Mourner: B’olmo deev’ro chir’usai v’yamlich mal-chusai, b’chayechon u’vyomechon u’vchayai d’chol bais Yisroel ba’agolah u’vizman koriv, v’imru amen.
Mourner: Y’hai shmai rabah m’varach, l’olam u’lalmey olmaya!
Congregation: Y’hai shmai rabah m’varach, l’olam u’lalmey olmaya!
Mourner: Yitborach v’yishtabach v’yispa-er v’yisromam; v’yisnasai v’yis-hadar v’yisaleh v’yis-halal, shemei d’Kudsha, b’rich Hu.
Congregation: B’rich Hu
Mourner: L’aila min kol birchasa v’shirasa, tushbechasa v’nechamasa, da’amiron b’olml; v’imru, Amen.
Mourner: Oseh shalom bimeromav, Hu ya’aseh shalom, alenu v’al Kol Yisroel; v’imru Amen.
Mourner: Magnified and sanctified be his great name.
Mourner: In this world which He has created in accordance with His will, may He establish His kingdom during your lifetime, and during the of all life of all House of Israel. Speedily, and let us say, Amen.

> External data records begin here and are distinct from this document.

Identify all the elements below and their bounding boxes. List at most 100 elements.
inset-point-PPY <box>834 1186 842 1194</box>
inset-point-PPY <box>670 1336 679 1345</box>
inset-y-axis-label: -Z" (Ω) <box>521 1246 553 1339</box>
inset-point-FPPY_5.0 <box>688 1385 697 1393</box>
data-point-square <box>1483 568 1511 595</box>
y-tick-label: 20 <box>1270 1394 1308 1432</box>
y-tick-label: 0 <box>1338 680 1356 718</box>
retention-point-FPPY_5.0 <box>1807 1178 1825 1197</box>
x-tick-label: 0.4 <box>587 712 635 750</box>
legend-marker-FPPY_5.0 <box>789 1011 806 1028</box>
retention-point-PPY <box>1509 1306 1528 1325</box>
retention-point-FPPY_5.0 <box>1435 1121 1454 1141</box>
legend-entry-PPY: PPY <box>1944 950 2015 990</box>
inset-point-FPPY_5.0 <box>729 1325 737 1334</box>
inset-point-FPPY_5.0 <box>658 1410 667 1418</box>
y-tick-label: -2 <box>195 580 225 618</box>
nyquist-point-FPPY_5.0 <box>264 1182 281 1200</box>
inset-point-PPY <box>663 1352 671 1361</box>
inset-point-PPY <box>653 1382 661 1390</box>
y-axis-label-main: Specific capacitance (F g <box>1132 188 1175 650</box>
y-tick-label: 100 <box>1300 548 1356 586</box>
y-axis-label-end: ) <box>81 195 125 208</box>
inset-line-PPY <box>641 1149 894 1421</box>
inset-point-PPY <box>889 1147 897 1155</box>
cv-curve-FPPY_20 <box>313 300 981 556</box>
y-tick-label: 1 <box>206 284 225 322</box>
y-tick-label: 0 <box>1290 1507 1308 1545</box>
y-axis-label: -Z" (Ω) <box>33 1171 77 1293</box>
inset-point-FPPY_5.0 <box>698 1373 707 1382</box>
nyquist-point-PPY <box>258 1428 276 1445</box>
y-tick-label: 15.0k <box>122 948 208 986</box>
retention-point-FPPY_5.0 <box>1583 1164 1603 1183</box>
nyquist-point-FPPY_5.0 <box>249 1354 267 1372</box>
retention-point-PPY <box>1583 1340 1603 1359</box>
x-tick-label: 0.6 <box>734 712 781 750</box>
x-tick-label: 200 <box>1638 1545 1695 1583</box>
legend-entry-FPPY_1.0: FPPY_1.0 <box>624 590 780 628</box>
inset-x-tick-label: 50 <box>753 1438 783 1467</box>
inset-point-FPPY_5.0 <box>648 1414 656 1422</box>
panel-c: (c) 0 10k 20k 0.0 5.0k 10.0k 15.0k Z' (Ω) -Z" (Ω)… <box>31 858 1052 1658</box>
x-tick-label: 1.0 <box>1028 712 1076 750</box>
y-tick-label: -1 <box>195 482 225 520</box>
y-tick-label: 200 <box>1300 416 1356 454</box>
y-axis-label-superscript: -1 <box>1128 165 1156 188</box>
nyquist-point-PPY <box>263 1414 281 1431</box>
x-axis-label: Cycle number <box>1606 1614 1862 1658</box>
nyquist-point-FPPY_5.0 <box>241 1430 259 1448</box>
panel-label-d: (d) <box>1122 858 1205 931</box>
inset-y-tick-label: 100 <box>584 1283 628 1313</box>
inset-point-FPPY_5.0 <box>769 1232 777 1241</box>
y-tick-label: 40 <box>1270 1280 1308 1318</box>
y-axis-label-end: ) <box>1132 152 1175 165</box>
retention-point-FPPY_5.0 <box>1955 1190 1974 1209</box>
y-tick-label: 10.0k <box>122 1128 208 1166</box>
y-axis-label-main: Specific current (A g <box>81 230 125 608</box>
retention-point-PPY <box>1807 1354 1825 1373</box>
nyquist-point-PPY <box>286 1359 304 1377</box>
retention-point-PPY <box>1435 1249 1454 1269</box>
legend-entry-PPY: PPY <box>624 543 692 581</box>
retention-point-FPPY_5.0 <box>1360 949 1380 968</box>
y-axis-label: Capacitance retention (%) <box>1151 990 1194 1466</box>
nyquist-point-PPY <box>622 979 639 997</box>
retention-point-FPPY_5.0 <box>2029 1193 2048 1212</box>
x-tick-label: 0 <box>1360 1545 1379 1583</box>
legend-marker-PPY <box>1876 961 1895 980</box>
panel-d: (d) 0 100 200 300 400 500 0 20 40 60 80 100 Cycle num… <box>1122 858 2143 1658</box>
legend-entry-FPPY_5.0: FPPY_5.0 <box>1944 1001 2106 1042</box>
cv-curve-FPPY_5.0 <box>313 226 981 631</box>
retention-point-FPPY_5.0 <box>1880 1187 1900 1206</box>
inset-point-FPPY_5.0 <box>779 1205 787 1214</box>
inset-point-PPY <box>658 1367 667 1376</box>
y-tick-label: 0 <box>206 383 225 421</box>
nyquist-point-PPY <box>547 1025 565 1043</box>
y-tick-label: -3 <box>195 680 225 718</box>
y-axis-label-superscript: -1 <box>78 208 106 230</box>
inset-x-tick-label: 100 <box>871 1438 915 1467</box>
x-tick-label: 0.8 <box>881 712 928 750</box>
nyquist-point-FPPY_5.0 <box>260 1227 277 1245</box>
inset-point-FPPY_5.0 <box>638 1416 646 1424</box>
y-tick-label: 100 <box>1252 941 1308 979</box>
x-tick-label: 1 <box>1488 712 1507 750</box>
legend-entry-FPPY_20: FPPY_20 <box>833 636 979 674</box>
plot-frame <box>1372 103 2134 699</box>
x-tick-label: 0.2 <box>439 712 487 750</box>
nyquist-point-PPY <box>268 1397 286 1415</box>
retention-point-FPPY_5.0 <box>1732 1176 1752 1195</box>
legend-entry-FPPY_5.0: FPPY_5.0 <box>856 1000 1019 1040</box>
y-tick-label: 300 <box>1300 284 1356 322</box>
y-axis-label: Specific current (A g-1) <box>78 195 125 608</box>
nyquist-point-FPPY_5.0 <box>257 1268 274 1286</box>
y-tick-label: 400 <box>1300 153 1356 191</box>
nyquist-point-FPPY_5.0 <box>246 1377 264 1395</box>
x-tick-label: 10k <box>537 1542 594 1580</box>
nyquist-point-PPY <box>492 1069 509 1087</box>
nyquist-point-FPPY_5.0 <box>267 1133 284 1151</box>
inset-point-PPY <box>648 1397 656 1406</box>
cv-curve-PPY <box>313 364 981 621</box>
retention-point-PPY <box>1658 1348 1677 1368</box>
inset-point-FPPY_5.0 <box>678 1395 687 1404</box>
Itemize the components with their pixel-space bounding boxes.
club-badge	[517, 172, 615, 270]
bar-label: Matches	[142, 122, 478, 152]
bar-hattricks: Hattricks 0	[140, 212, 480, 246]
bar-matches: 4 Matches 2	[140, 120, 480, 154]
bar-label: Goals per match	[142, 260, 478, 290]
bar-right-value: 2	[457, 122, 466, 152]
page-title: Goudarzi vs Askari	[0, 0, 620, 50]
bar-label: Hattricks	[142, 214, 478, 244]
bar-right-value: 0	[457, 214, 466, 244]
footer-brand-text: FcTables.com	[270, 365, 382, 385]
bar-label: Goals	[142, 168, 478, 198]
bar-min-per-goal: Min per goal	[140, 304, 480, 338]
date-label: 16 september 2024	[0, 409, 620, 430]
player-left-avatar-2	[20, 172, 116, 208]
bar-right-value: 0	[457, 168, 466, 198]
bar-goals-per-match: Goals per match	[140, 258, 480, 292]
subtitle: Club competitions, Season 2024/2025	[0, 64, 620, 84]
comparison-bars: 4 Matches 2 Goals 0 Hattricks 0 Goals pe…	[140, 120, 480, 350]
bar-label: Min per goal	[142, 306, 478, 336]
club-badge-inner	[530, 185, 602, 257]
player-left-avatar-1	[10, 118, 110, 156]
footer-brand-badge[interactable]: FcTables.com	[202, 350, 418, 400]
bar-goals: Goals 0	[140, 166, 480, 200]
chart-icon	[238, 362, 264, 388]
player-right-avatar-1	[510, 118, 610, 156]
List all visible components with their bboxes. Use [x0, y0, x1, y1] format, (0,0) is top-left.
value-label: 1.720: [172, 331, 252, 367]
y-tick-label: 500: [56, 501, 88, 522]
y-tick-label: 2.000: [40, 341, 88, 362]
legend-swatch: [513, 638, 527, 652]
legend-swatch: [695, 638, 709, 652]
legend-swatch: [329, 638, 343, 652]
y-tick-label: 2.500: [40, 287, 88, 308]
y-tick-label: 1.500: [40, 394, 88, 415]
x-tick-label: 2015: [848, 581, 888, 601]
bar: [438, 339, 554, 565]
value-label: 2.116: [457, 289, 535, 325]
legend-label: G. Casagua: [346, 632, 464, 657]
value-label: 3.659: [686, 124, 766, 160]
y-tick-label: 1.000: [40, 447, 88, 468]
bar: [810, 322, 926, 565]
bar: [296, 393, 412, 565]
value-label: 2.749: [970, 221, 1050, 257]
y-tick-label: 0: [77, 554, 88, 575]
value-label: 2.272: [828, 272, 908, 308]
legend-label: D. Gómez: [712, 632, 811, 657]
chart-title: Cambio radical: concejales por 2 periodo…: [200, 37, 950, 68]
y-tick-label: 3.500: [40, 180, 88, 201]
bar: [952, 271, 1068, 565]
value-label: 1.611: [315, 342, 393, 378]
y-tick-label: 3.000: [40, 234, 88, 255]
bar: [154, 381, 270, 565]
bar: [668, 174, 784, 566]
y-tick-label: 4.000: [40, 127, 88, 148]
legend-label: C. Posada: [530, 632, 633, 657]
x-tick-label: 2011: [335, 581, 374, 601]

Mourner: Let His great name be blessed forever and to all eternity!
Congregation: Let his name be blessed forever and to all etenity!
Mourner: Blessed, praised, glorified, and exalted, extolled, honored, magnified, and lauded be the name of the Holy one, Bless be He.
Congregation: Blessed be He.
Mourner: He is greater than all blessings, hyms, praises, and consolations, which can be uttered in this world, and let us say: Amen.
Mourner: May abundant peace from heaven descend upon us, and may life be renewed for us for for all Israel, and let us say: Amen.
Mourner: He who makes peace in the heavens, make He make peace, for us and for all Israel. And let us say Amen.
If you have lost someone, take the time to recite this prayer everyday. Pretty soon, you will see the pain lessen. Just knowing I had this to look forward to everyday, the words that praised G-d helped to ease my suffering. It has worked for countless generations, since it was first introduced into the Service, to ease the pain of loss.
But it is also good to remember the loss, too. That is why on the anniversary of the death, what Jews call the Yahrzeit, we again recite the Mourner’s Kaddish. I do this for my dad, as well as others whom I have lost, both family and friends.
To remember those we lost is never wrong, especially when it’s to remember the good times.